Юность резвая, живая!
Насладися утром мая!
Утро жизни отцветет,
И на сердце грусть падет.
В светлом пиршестве пируя,
Веселись, пока, кукуя,
Птица грусти средь лесов
Не сочтет тебе годов.
<1827>
10. ПЕСНЬ НА ПИРУШКЕ ДРУЗЕЙ
Лей нам, чашник, лей вино
В чашу дружбы круговую,
Лучший дар небес, оно
Красит жизнь для нас земную.
В сердце юноши живом
Пламень страсти умеряет;
В сердце старца ледяном
Пламень страсти зажигает.
Искры светлого вина -
Искры солнца огневого;
Чаша - майская луна,
Прелесть неба голубого.
Дай же солнечным лучам
С лунным светом сочетаться!
Дни летят, - недолго нам
Красным маем любоваться.
Розы грустны, - минет день,
И красавицы увянут...
Соку гроздий нам напень -
Розы с наших лиц проглянут.
Соловей в последний раз
Песнь поет своей подруге...
Нам его заменит глас
Чаши звон в веселом круге.
Пусть несется день за днем,
Пусть готовит рок угрозы.
В день печали - за вином
Ветр обвеет наши слезы.
Лей же, чашник, лей вино
В чашу дружбы круговую,
Лучший дар небес, оно
Красит жизнь для нас земную.
<1828>
ПРИМЕЧАНИЯ
Из оригинальных стихотворных произведений Р. особым изданием была
напечатана только поэма "Арета" (чч. 1-2, М., 1849).
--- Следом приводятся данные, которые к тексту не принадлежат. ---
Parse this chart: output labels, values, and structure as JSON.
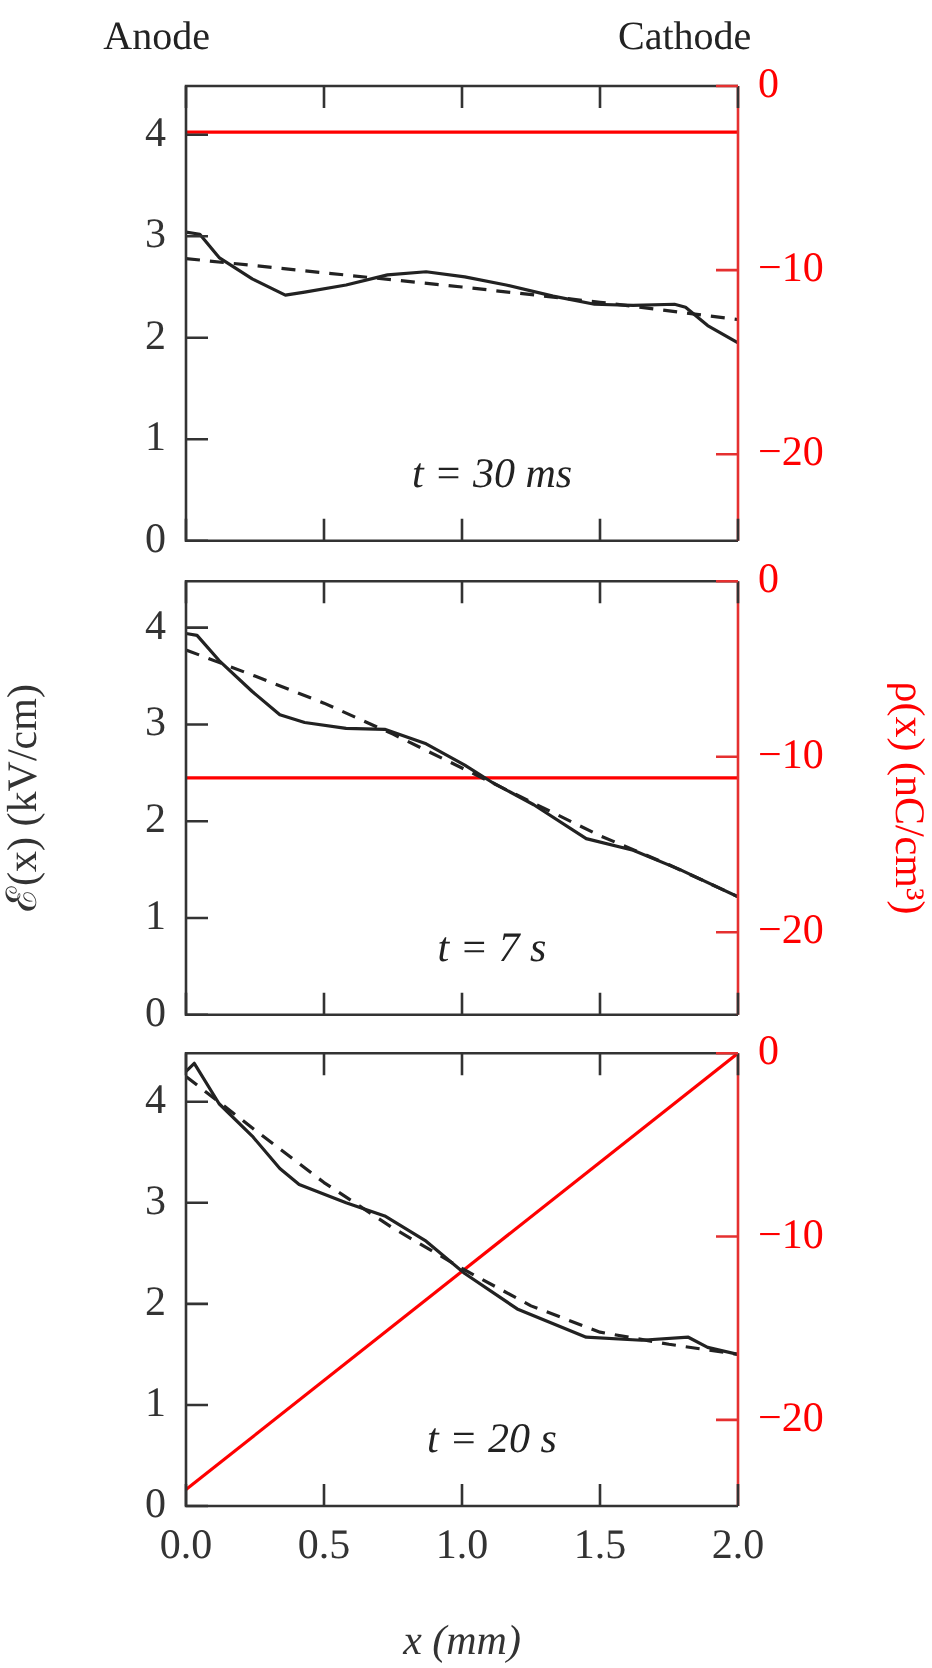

Лирические
стихотворения, публиковавшиеся в журналах и альманахах, остались
несобранными. Отдельными книгами вышли в переводе Р. поэмы "Георгики"
Вергилия (М" 1821), "Освобожденный Иерусалим" Т. Тассо (чч. 1-4, М" 1828) и
неполный текст (чч. 1-3) "Неистового Орланда" Л. Ариосто (М., 1832-1837).